Certaines mesures concrètes peuvent être envisagées. Il y a la réglementation axée sur le rendement, qui encourage des solutions de rechange non filaires, ce qui pourrait être moins coûteux qu'un élargissement du système. Il y a la notion de base tarifaire fondée sur les dépenses totales plutôt que sur les dépenses en immobilisations. On tend à prendre uniquement en compte les dépenses en immobilisations dans la base tarifaire, ce qui fausse la prise de décisions, au détriment, disons, des dépenses de fonctionnement, qui peuvent parfois s'avérer moins coûteuses.

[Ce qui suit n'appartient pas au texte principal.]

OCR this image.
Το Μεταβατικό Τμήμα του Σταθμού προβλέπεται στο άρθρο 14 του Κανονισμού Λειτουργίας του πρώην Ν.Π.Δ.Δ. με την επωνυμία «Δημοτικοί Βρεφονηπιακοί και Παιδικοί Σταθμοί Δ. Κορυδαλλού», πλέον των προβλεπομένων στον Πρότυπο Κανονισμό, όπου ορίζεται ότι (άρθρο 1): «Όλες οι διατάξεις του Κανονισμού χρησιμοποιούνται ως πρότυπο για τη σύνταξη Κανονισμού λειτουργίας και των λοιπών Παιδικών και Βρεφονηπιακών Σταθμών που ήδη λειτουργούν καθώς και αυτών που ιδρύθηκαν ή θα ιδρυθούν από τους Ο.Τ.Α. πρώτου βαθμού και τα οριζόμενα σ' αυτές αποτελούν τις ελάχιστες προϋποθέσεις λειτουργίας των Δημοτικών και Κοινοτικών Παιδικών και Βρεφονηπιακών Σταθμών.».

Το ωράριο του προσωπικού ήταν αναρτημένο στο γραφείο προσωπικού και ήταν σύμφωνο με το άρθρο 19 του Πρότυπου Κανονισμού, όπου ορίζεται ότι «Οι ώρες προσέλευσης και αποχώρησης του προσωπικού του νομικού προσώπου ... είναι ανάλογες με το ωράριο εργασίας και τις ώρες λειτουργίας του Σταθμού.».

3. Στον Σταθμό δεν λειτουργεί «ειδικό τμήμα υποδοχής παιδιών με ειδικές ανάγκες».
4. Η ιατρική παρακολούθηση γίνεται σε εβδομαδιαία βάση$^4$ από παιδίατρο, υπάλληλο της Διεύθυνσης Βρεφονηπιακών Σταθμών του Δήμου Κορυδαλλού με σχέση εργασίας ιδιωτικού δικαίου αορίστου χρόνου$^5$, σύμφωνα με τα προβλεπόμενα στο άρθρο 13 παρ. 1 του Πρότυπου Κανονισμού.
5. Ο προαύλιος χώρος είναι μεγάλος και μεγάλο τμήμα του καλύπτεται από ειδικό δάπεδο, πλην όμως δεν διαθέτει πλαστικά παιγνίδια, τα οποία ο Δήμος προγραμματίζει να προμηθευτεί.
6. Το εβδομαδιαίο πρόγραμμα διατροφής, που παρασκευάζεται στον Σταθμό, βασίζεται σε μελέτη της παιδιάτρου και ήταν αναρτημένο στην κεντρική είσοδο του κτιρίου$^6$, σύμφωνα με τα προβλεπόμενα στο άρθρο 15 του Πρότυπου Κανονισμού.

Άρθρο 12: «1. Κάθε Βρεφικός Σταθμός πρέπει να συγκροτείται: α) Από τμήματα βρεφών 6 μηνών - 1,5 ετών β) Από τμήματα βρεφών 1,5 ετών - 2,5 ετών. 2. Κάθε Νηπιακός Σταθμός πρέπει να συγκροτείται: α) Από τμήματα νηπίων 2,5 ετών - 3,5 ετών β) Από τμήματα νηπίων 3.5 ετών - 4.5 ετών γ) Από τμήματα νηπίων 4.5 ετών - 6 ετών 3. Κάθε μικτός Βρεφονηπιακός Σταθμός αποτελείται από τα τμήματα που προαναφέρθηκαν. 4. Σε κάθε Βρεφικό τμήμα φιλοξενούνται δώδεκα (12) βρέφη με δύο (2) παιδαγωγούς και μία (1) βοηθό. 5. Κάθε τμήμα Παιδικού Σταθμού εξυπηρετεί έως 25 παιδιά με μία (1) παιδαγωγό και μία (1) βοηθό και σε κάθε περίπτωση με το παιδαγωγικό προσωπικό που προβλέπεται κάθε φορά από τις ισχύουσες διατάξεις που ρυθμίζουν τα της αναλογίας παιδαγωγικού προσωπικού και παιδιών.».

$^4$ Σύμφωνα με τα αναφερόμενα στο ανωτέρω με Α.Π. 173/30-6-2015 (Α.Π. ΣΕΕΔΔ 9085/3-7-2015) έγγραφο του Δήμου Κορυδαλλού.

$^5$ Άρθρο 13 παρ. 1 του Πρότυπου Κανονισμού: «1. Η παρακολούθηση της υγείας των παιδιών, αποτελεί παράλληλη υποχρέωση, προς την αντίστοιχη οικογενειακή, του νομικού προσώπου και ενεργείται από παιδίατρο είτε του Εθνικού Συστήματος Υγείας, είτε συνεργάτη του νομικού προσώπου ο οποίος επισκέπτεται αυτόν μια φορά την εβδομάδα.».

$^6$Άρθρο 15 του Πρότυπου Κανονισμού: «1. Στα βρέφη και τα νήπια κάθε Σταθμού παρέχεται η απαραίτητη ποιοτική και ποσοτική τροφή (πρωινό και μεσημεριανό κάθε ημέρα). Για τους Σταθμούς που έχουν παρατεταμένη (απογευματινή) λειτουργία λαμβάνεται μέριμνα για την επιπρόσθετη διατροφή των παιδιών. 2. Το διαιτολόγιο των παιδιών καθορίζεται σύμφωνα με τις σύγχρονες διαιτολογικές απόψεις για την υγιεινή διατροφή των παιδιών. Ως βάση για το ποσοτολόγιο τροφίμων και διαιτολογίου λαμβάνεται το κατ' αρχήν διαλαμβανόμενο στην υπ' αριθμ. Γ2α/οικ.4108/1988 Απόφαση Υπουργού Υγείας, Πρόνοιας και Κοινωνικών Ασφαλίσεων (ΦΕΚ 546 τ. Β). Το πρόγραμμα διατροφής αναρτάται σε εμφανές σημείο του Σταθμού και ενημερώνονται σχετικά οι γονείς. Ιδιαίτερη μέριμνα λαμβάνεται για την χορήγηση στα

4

D'autres administrations ont mis en place une base tarifaire fondée sur les dépenses totales.
Il y a un aspect très spécifique. Récemment, j'ai fait venir en Alberta des représentants de l'organisme de réglementation et d'entreprises du Royaume-Uni pour acquérir des connaissances sur le réseau de distribution. Nous pouvons utiliser la télémétrie dans les endroits où l'utilisation de compteurs intelligents n'est pas généralisée. Il s'agit de compteurs capables d'enregistrer la consommation à l'heure, ce qui est essentiel pour mesurer la variation de la demande. On peut installer un compteur par l'intermédiaire de la connexion entre le téléphone et le véhicule électrique d'une personne. Ce type de technologie est autorisé au Royaume-Uni. Cela permet presque de contourner une ligne terrestre.
Je ne propose pas de remplacer tous les compteurs des services publics par la télémétrie, mais Mesures Canada pourrait examiner des assouplissements pour certains programmes de flexibilité. Je pense qu'un peu plus de souplesse à cet égard nous permettrait de faire des gains.